If this were true, it would indeed have amounted to abomination and a disregard for Christianity. But the details that came out from the government to clarify the issue do not seem to have borne them out.  The whole curriculum hoopla started not with the Buhari regime but with the Goodluck Jonathan administration. The government organised a national education summit in 2010 and the summit came to the conclusion that the country’s basic education curriculum was unwieldy. About 20 subjects were being taught at the time. The summit recommended a reduction in the number of subjects. Two years later, the government approved a curriculum reform that sought to rationalise the subjects taught in public schools in line with global practices and standards. The Nigerian Educational Research and Development Council, NERDC, headed by Professor Godswill Obioma, was directed to effect changes accordingly. In 2014, says the authorities, the NERDC came up with a nine- year curriculum with subjects arranged in groups with a maximum of 12 subjects at the lower basic ( primary 1-3), nine subjects at middle basic ( primary 4-6) and 10 subjects at the upper basic (JS 1-3).

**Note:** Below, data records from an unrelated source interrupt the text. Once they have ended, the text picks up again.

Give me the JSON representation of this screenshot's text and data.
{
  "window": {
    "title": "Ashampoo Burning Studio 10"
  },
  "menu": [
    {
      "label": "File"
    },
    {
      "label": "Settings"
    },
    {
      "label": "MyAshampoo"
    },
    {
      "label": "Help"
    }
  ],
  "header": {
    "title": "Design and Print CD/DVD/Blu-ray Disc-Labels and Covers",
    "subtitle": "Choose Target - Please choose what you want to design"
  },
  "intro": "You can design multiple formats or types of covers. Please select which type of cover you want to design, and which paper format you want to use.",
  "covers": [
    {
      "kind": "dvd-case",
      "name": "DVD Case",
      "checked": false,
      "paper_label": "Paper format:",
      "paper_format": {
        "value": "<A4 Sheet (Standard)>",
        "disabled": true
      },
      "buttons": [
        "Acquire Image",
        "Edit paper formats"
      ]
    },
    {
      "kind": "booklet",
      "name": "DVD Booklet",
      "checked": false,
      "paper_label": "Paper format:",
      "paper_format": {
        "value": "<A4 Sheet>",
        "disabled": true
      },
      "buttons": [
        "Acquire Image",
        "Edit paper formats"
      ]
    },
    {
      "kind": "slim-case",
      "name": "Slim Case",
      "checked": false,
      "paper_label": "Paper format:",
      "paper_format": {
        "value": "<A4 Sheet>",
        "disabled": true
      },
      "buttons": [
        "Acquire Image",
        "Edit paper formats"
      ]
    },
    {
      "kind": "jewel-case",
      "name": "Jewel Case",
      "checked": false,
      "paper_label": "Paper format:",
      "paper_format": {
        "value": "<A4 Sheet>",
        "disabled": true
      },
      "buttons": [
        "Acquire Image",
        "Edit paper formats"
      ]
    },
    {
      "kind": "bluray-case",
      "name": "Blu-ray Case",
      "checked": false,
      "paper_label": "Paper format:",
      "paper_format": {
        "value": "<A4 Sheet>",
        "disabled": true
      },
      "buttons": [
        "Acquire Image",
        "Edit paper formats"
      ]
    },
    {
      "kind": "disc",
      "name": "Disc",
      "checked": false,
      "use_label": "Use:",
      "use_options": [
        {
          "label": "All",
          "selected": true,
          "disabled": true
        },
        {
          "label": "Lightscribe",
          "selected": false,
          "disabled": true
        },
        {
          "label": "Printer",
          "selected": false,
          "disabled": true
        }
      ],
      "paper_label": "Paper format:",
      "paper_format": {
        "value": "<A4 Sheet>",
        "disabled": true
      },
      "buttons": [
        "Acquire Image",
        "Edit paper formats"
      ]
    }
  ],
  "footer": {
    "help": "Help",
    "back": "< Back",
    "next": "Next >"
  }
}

In the grouping, 17 subjects were respectively listed under various subject groupings. Religion and National Values was one of the groups and it comprises the following subjects: Christian Religious Studies, Civic Education, Islamic Studies, Security Education and Social Studies. The two religious studies were to be offered alternatively. No student is allowed to study the two.

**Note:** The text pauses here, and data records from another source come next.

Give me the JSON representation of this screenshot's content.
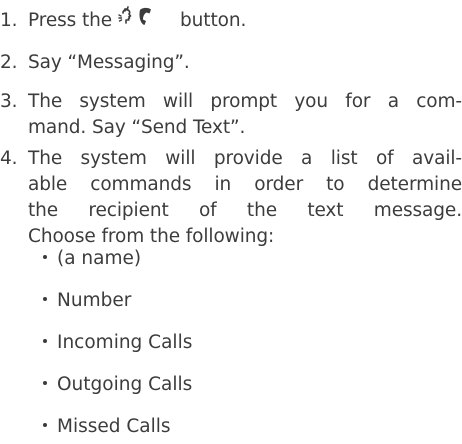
{
  "steps": [
    {
      "number": "1.",
      "before_icon": "Press the",
      "icon": "voice-command-phone-icon",
      "after_icon": "button."
    },
    {
      "number": "2.",
      "text": "Say “Messaging”."
    },
    {
      "number": "3.",
      "lines": [
        "The system will prompt you for a com-",
        "mand. Say “Send Text”."
      ]
    },
    {
      "number": "4.",
      "lines": [
        "The system will provide a list of avail-",
        "able commands in order to determine",
        "the recipient of the text message.",
        "Choose from the following:"
      ]
    }
  ],
  "options": [
    "(a name)",
    "Number",
    "Incoming Calls",
    "Outgoing Calls",
    "Missed Calls"
  ],
  "colors": {
    "text": "#3c3c3c"
  }
}
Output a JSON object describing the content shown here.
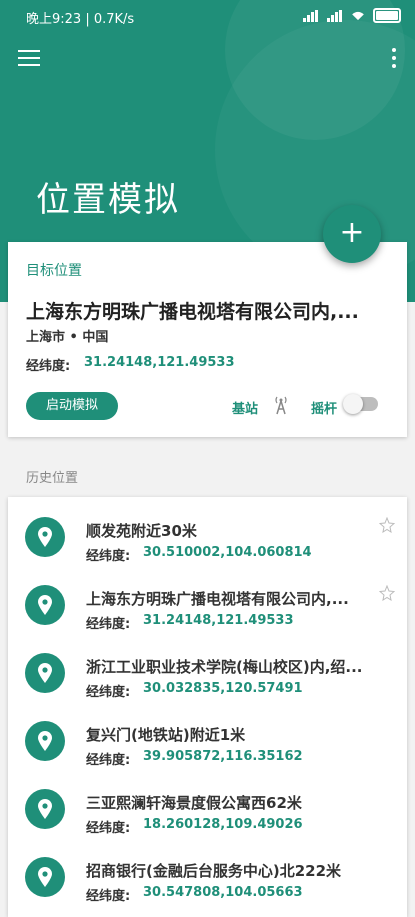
{
  "status_bar": {
    "time": "晚上9:23 | 0.7K/s"
  },
  "header": {
    "title": "位置模拟",
    "fab_label": "+"
  },
  "target": {
    "label": "目标位置",
    "name": "上海东方明珠广播电视塔有限公司内,...",
    "city": "上海市 • 中国",
    "coord_label": "经纬度:",
    "coord_value": "31.24148,121.49533",
    "start_button": "启动模拟",
    "base_station": "基站",
    "joystick": "摇杆",
    "joystick_enabled": false
  },
  "history": {
    "label": "历史位置",
    "coord_label": "经纬度:",
    "items": [
      {
        "name": "顺发苑附近30米",
        "coord": "30.510002,104.060814",
        "pinned": true
      },
      {
        "name": "上海东方明珠广播电视塔有限公司内,...",
        "coord": "31.24148,121.49533",
        "pinned": true
      },
      {
        "name": "浙江工业职业技术学院(梅山校区)内,绍...",
        "coord": "30.032835,120.57491",
        "pinned": false
      },
      {
        "name": "复兴门(地铁站)附近1米",
        "coord": "39.905872,116.35162",
        "pinned": false
      },
      {
        "name": "三亚熙澜轩海景度假公寓西62米",
        "coord": "18.260128,109.49026",
        "pinned": false
      },
      {
        "name": "招商银行(金融后台服务中心)北222米",
        "coord": "30.547808,104.05663",
        "pinned": false
      }
    ]
  },
  "colors": {
    "accent": "#1f8f79",
    "background": "#f2f2f2"
  }
}
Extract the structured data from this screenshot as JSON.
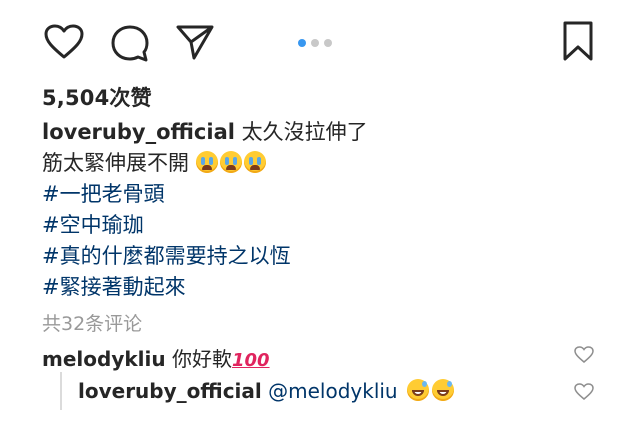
{
  "actions": {
    "like_icon": "heart-outline",
    "comment_icon": "speech-bubble",
    "share_icon": "paper-plane",
    "save_icon": "bookmark-outline"
  },
  "carousel": {
    "total": 3,
    "active_index": 0
  },
  "likes": "5,504次赞",
  "caption": {
    "username": "loveruby_official",
    "line1": "太久沒拉伸了",
    "line2": "筋太緊伸展不開",
    "emoji": "loudly-crying-face",
    "hashtags": [
      "#一把老骨頭",
      "#空中瑜珈",
      "#真的什麼都需要持之以恆",
      "#緊接著動起來"
    ]
  },
  "comments_count": "共32条评论",
  "comment": {
    "username": "melodykliu",
    "text": "你好軟",
    "emoji_text": "100"
  },
  "reply": {
    "username": "loveruby_official",
    "mention": "@melodykliu",
    "emoji": "grinning-face-with-sweat"
  },
  "colors": {
    "link": "#003569",
    "muted": "#999999",
    "active_dot": "#3897f0",
    "text": "#262626"
  }
}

It is difficult for any rational mind to deduce from the foregoing that the Christian Religious Study has been removed or reduced in status in comparison with Islamic Studies. If anything the two are being treated equally. The teaching of Arabic language is like the teaching of French and even Russian in our schools. These are languages and there is no intrinsic link between Arabic and Islam, except that this is the language of the Prophet and the language in which the Qur’an, the holy book of the Muslims is written, and now translated into numerous other languages worldwide. It is in the same Arabic language that the Bible of Christians in Arab countries like Syria, Tunisia and Egypt is written and it does not make these Christians speaking Arabic Muslims. Equally the reading of the Bible in English by interested Muslims does not make them Christians.

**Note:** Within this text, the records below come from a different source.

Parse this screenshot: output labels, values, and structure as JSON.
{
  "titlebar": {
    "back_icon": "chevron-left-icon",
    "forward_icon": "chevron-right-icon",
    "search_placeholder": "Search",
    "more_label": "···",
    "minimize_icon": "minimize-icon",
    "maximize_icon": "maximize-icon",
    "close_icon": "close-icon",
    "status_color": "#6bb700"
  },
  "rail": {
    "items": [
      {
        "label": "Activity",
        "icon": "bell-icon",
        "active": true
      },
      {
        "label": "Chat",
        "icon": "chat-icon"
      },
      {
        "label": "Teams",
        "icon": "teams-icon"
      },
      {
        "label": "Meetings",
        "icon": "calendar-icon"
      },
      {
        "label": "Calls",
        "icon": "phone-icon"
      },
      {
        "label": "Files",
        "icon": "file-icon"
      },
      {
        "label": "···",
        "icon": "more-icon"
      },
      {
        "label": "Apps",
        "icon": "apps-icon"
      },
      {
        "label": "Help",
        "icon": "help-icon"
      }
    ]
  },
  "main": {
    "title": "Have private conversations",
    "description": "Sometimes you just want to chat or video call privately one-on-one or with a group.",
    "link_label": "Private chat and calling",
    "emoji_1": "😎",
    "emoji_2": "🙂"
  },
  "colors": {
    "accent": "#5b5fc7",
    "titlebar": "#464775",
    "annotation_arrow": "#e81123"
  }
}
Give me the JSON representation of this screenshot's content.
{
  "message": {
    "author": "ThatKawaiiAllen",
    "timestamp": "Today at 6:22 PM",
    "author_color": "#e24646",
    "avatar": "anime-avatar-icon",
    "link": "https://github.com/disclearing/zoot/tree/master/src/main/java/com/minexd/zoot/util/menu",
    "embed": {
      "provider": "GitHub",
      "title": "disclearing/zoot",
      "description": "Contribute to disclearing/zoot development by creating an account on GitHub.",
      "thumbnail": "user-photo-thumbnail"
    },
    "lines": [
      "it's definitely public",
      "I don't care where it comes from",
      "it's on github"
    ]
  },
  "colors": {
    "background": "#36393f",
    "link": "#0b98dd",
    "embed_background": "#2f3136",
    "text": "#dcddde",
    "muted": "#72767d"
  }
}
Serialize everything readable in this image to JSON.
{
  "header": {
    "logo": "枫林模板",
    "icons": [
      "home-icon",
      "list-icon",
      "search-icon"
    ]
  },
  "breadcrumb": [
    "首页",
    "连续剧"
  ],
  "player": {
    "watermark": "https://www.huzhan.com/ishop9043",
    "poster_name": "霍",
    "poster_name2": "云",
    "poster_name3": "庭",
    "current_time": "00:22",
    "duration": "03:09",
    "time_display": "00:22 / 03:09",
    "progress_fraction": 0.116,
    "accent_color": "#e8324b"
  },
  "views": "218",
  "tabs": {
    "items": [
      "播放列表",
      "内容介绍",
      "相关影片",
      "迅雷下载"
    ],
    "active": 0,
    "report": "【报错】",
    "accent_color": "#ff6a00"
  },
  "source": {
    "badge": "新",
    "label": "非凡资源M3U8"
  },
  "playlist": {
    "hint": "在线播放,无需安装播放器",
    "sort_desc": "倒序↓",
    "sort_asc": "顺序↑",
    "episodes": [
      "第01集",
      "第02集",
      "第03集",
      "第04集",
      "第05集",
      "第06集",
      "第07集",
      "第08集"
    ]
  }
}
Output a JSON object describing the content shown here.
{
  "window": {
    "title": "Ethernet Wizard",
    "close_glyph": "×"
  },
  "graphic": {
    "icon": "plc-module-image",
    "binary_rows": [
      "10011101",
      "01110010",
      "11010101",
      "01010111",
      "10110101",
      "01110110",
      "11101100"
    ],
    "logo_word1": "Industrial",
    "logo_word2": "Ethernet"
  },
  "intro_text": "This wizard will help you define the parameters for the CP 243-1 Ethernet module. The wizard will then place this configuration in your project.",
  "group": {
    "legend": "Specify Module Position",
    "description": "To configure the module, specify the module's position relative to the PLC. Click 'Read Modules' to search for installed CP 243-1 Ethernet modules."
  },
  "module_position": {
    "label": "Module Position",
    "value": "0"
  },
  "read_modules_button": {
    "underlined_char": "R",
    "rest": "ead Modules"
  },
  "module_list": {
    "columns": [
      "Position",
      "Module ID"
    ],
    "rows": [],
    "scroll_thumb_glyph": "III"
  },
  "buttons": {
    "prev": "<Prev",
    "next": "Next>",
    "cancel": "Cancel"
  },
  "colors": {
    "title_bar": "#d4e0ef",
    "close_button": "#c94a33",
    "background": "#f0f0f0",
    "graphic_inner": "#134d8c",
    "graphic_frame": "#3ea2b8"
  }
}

A lot of Nigerian Muslims studied in missionary schools in the early stages of their education and they were required to learn Christian Religious Knowledge.  Today it has made them better Muslims because they have a better understanding of the two religions. It will indeed promote peace and understanding if the two religions are made compulsory subjects in the school curriculum. From the formative years of their lives, perhaps these innocent children now equipped with the teachings of the two great religions, would come to appreciate the cant and hypocrisy of the elders who wear the toga of holiness as conferred by religion but who still commit havoc in God’s name.